Kriminal Kembali Setelah Asimilasi Korona, Residivis Ditembak Mati di Tanjung Priok

ilustrasi-tembak-pistol_20150302_004109.jpg

[ad_1]

Laporan oleh Wartakotalive.com Reporter, Junianto Hamonangan

TRIBUNNEWS.COM, JAKARTA – Anggota Sersan Polisi Metro Jakarta Utara menembak mati seorang operator dengan inisial AR (42).

Polisi dibunuh oleh polisi di Jalan RE Martadinata, Tanjung Priok, Jakarta Utara pada Sabtu (18/4/2020) malam.

Dengan melakukan itu, para pelaku tidak ragu-ragu untuk menyakiti korban mereka.

Kepala Kepolisian Daerah Jakarta Utara, Pol Budhi Herdi Susianto mengatakan pelaku AR dan rekannya JN sebelumnya telah menertawakan komuter M15 di daerah Tanjung Priok, Minggu (12/4/2020).

Baca: Menteri Hukum dan Hak Asasi Manusia meminta masyarakat untuk melaporkan kekerasan terkait dengan tahanan dan anak-anak

"Tersangka telah melukai korbannya, seorang wanita yang kebetulan naik angkutan M15 ke Tanjung Priok," kata Komisaris Polisi Budhi Herdi Susianto, Minggu (4/4/2020).

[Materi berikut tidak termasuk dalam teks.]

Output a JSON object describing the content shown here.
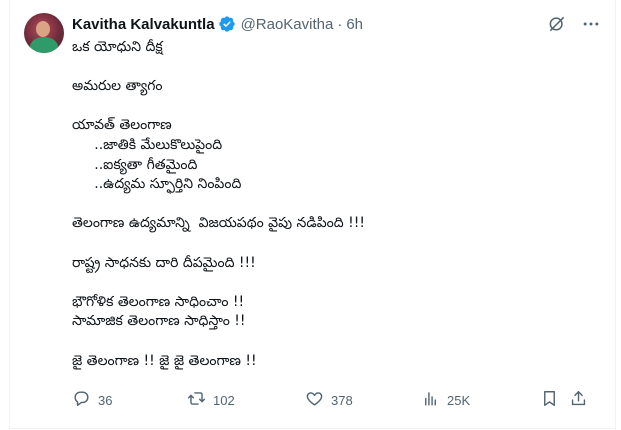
{
  "author": {
    "name": "Kavitha Kalvakuntla",
    "handle": "@RaoKavitha",
    "separator": "·",
    "time": "6h"
  },
  "post": {
    "lines": [
      "ఒక యోధుని దీక్ష",
      "",
      "అమరుల త్యాగం",
      "",
      "యావత్ తెలంగాణ",
      "     ..జాతికి మేలుకొలుపైంది",
      "     ..ఐక్యతా గీతమైంది",
      "     ..ఉద్యమ స్ఫూర్తిని నింపింది",
      "",
      "తెలంగాణ ఉద్యమాన్ని  విజయపథం వైపు నడిపింది !!!",
      "",
      "రాష్ట్ర సాధనకు దారి దీపమైంది !!!",
      "",
      "భౌగోళిక తెలంగాణ సాధించాం !!",
      "సామాజిక తెలంగాణ సాధిస్తాం !!",
      "",
      "జై తెలంగాణ !! జై జై తెలంగాణ !!"
    ]
  },
  "actions": {
    "replies": "36",
    "reposts": "102",
    "likes": "378",
    "views": "25K"
  },
  "icons": {
    "verified": "verified-badge-icon",
    "grok": "grok-icon",
    "more": "more-icon",
    "reply": "reply-icon",
    "repost": "repost-icon",
    "like": "heart-icon",
    "views": "views-icon",
    "bookmark": "bookmark-icon",
    "share": "share-icon"
  },
  "colors": {
    "text": "#0f1419",
    "secondary": "#536471",
    "verified": "#1d9bf0"
  }
}
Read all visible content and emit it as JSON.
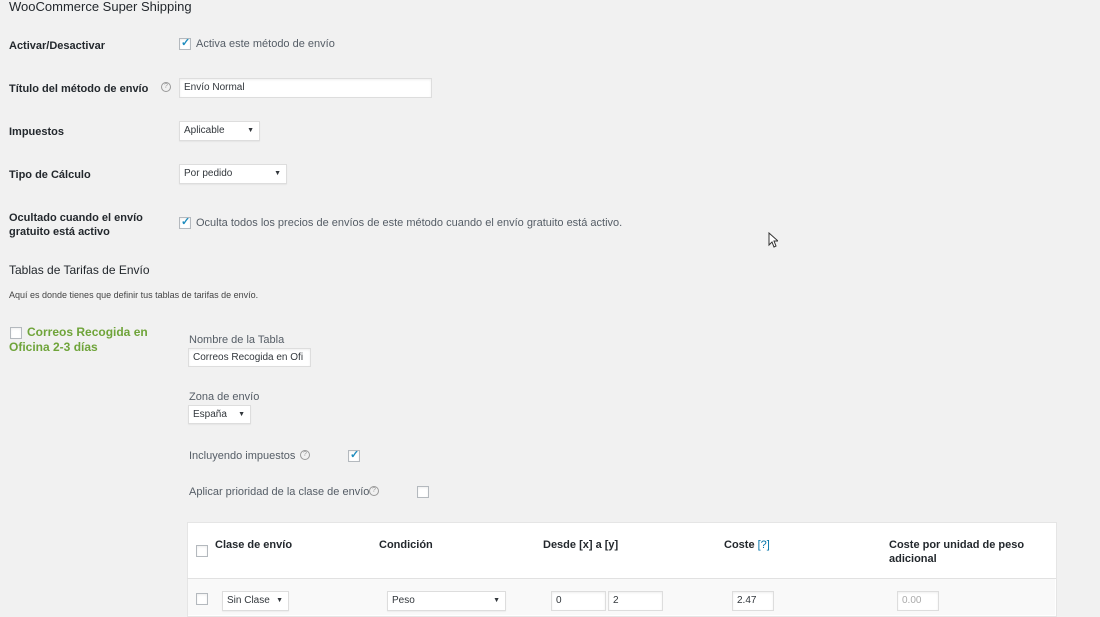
{
  "page": {
    "title": "WooCommerce Super Shipping"
  },
  "settings": {
    "enable": {
      "label": "Activar/Desactivar",
      "checkbox_text": "Activa este método de envío",
      "checked": true
    },
    "method_title": {
      "label": "Título del método de envío",
      "value": "Envío Normal"
    },
    "taxes": {
      "label": "Impuestos",
      "value": "Aplicable"
    },
    "calc_type": {
      "label": "Tipo de Cálculo",
      "value": "Por pedido"
    },
    "hide_when_free": {
      "label_line1": "Ocultado cuando el envío",
      "label_line2": "gratuito está activo",
      "checkbox_text": "Oculta todos los precios de envíos de este método cuando el envío gratuito está activo.",
      "checked": true
    }
  },
  "rates_section": {
    "title": "Tablas de Tarifas de Envío",
    "description": "Aquí es donde tienes que definir tus tablas de tarifas de envío."
  },
  "table": {
    "sidebar_title_line1": "Correos Recogida en",
    "sidebar_title_line2": "Oficina 2-3 días",
    "name_label": "Nombre de la Tabla",
    "name_value": "Correos Recogida en Ofi",
    "zone_label": "Zona de envío",
    "zone_value": "España",
    "incl_tax_label": "Incluyendo impuestos",
    "incl_tax_checked": true,
    "priority_label": "Aplicar prioridad de la clase de envío",
    "priority_checked": false,
    "columns": {
      "class": "Clase de envío",
      "condition": "Condición",
      "range": "Desde [x] a [y]",
      "cost": "Coste",
      "cost_help": "[?]",
      "extra_line1": "Coste por unidad de peso",
      "extra_line2": "adicional"
    },
    "rows": [
      {
        "class": "Sin Clase",
        "condition": "Peso",
        "from": "0",
        "to": "2",
        "cost": "2.47",
        "extra_placeholder": "0.00"
      }
    ]
  },
  "colors": {
    "accent_green": "#6fa43a",
    "link_blue": "#0073aa",
    "check_blue": "#1e8cbe"
  }
}
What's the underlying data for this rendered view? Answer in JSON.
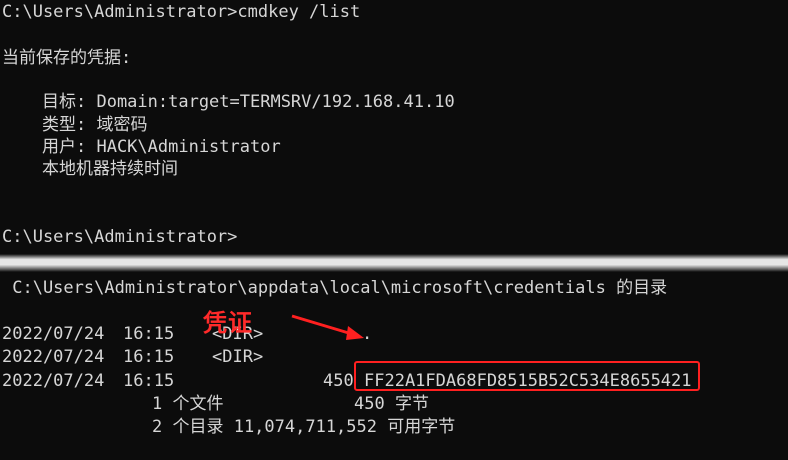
{
  "terminal_top": {
    "prompt_command": "C:\\Users\\Administrator>cmdkey /list",
    "saved_credentials_header": "当前保存的凭据:",
    "target_line": "目标: Domain:target=TERMSRV/192.168.41.10",
    "type_line": "类型: 域密码",
    "user_line": "用户: HACK\\Administrator",
    "persistence_line": "本地机器持续时间",
    "prompt_end": "C:\\Users\\Administrator>"
  },
  "terminal_bottom": {
    "directory_header": " C:\\Users\\Administrator\\appdata\\local\\microsoft\\credentials 的目录",
    "entries": [
      {
        "date": "2022/07/24",
        "time": "16:15",
        "type": "<DIR>",
        "size": "",
        "name": "."
      },
      {
        "date": "2022/07/24",
        "time": "16:15",
        "type": "<DIR>",
        "size": "",
        "name": ""
      },
      {
        "date": "2022/07/24",
        "time": "16:15",
        "type": "",
        "size": "450",
        "name": "FF22A1FDA68FD8515B52C534E8655421"
      }
    ],
    "files_summary_count": "1 个文件",
    "files_summary_bytes": "450 字节",
    "dirs_summary": "2 个目录 11,074,711,552 可用字节"
  },
  "annotation": {
    "label": "凭证",
    "color": "#ff2020"
  }
}
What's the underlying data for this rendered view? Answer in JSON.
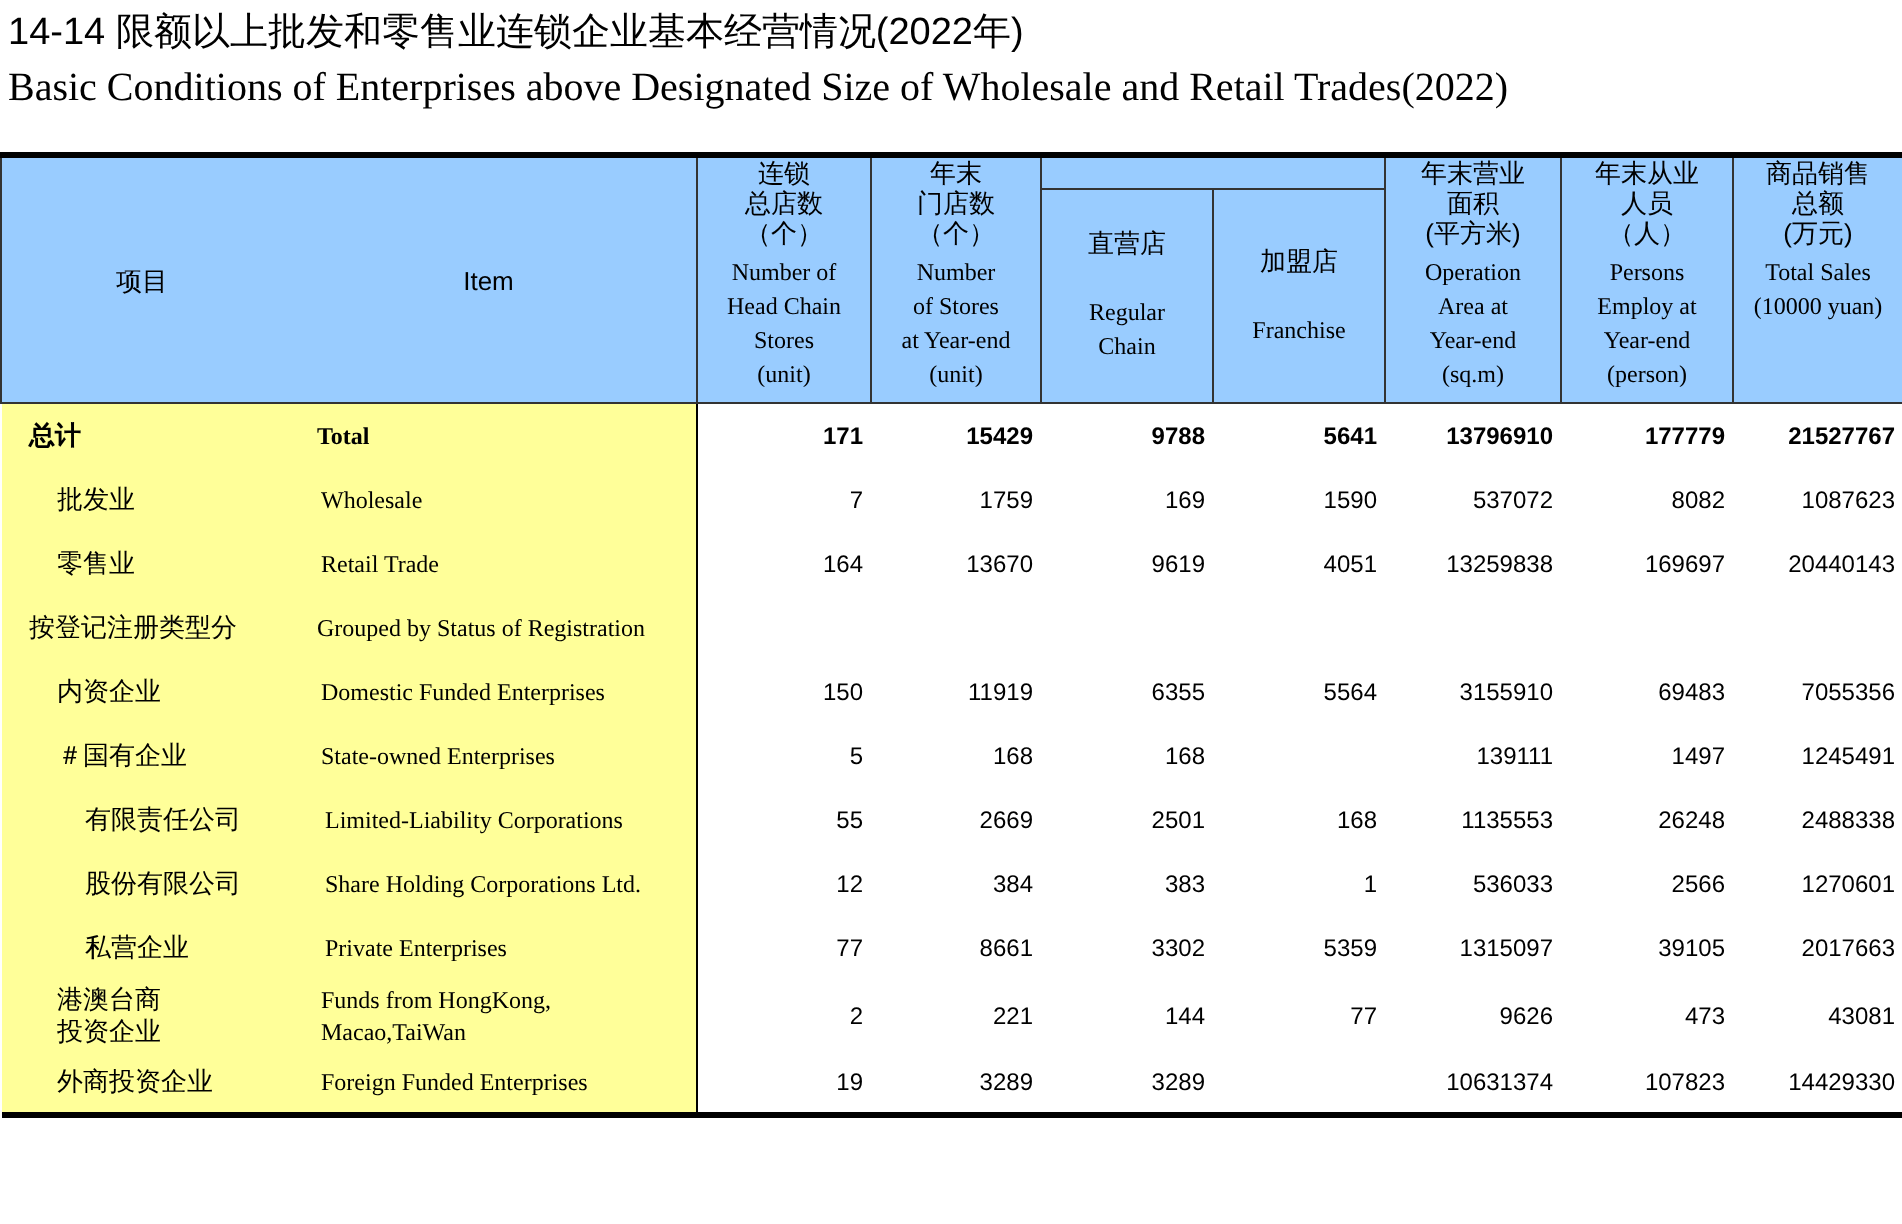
{
  "title_cn": "14-14  限额以上批发和零售业连锁企业基本经营情况(2022年)",
  "title_en": "Basic Conditions of Enterprises above Designated Size of Wholesale and Retail Trades(2022)",
  "table": {
    "header": {
      "item_cn": "项目",
      "item_en": "Item",
      "columns": [
        {
          "kind": "single",
          "cn": [
            "连锁",
            "总店数",
            "（个）"
          ],
          "en": "Number of\nHead Chain\nStores\n(unit)"
        },
        {
          "kind": "single",
          "cn": [
            "年末",
            "门店数",
            "（个）"
          ],
          "en": "Number\nof Stores\nat Year-end\n(unit)"
        },
        {
          "kind": "group",
          "columns": [
            {
              "cn": [
                "直营店"
              ],
              "en": "Regular\nChain"
            },
            {
              "cn": [
                "加盟店"
              ],
              "en": "Franchise"
            }
          ]
        },
        {
          "kind": "single",
          "cn": [
            "年末营业",
            "面积",
            "(平方米)"
          ],
          "en": "Operation\nArea at\nYear-end\n(sq.m)"
        },
        {
          "kind": "single",
          "cn": [
            "年末从业",
            "人员",
            "（人）"
          ],
          "en": "Persons\nEmploy at\nYear-end\n(person)"
        },
        {
          "kind": "single",
          "cn": [
            "商品销售",
            "总额",
            "(万元)"
          ],
          "en": "Total Sales\n(10000 yuan)"
        }
      ]
    },
    "rows": [
      {
        "kind": "total",
        "cn": [
          "总计"
        ],
        "en": "Total",
        "values": [
          "171",
          "15429",
          [
            "9788",
            "5641"
          ],
          "13796910",
          "177779",
          "21527767"
        ],
        "children": [
          {
            "kind": "item",
            "cn": [
              "批发业"
            ],
            "en": "Wholesale",
            "values": [
              "7",
              "1759",
              [
                "169",
                "1590"
              ],
              "537072",
              "8082",
              "1087623"
            ]
          },
          {
            "kind": "item",
            "cn": [
              "零售业"
            ],
            "en": "Retail Trade",
            "values": [
              "164",
              "13670",
              [
                "9619",
                "4051"
              ],
              "13259838",
              "169697",
              "20440143"
            ]
          }
        ]
      },
      {
        "kind": "group",
        "cn": [
          "按登记注册类型分"
        ],
        "en": "Grouped by Status of Registration",
        "children": [
          {
            "kind": "item",
            "cn": [
              "内资企业"
            ],
            "en": "Domestic Funded Enterprises",
            "values": [
              "150",
              "11919",
              [
                "6355",
                "5564"
              ],
              "3155910",
              "69483",
              "7055356"
            ]
          },
          {
            "kind": "item",
            "cn": [
              "＃国有企业"
            ],
            "en": "State-owned Enterprises",
            "values": [
              "5",
              "168",
              [
                "168"
              ],
              "139111",
              "1497",
              "1245491"
            ],
            "children": [
              {
                "kind": "item",
                "cn": [
                  "有限责任公司"
                ],
                "en": "Limited-Liability Corporations",
                "values": [
                  "55",
                  "2669",
                  [
                    "2501",
                    "168"
                  ],
                  "1135553",
                  "26248",
                  "2488338"
                ]
              },
              {
                "kind": "item",
                "cn": [
                  "股份有限公司"
                ],
                "en": "Share Holding Corporations Ltd.",
                "values": [
                  "12",
                  "384",
                  [
                    "383",
                    "1"
                  ],
                  "536033",
                  "2566",
                  "1270601"
                ]
              },
              {
                "kind": "item",
                "cn": [
                  "私营企业"
                ],
                "en": "Private Enterprises",
                "values": [
                  "77",
                  "8661",
                  [
                    "3302",
                    "5359"
                  ],
                  "1315097",
                  "39105",
                  "2017663"
                ]
              }
            ]
          },
          {
            "kind": "item",
            "cn": [
              "港澳台商",
              "投资企业"
            ],
            "en": "Funds from HongKong,\nMacao,TaiWan",
            "values": [
              "2",
              "221",
              [
                "144",
                "77"
              ],
              "9626",
              "473",
              "43081"
            ]
          },
          {
            "kind": "item",
            "cn": [
              "外商投资企业"
            ],
            "en": "Foreign Funded Enterprises",
            "values": [
              "19",
              "3289",
              [
                "3289"
              ],
              "10631374",
              "107823",
              "14429330"
            ]
          }
        ]
      }
    ]
  }
}
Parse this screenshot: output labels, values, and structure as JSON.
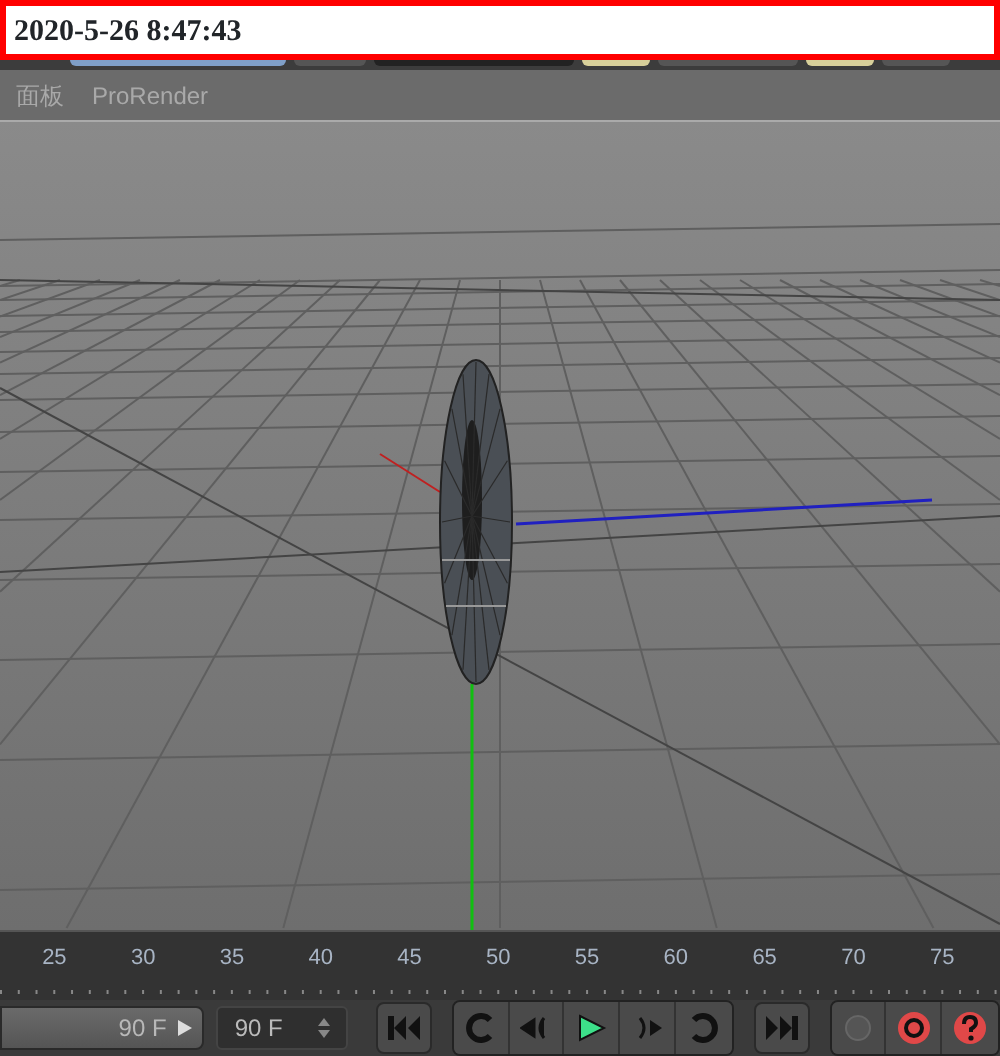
{
  "caption": "2020-5-26 8:47:43",
  "menu": [
    "面板",
    "ProRender"
  ],
  "timeline": {
    "ticks": [
      "25",
      "30",
      "35",
      "40",
      "45",
      "50",
      "55",
      "60",
      "65",
      "70",
      "75"
    ]
  },
  "end_frame": {
    "value": "90 F"
  },
  "max_frame": {
    "value": "90 F"
  }
}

Polisi kemudian menahan pelaku JN setelah menerima laporan dari korban.

Sementara itu, pelaku AR melarikan diri.

Setelah perkembangan ini, posisi aktor AR akhirnya diketahui setelah empat hari.

Baca: Terdakwa Menolak Tahanan Harus Membayar Uang untuk Asimilasi

AR diketahui berada di transportasi umum dan akan segera turun di Jalan RE Martadinata.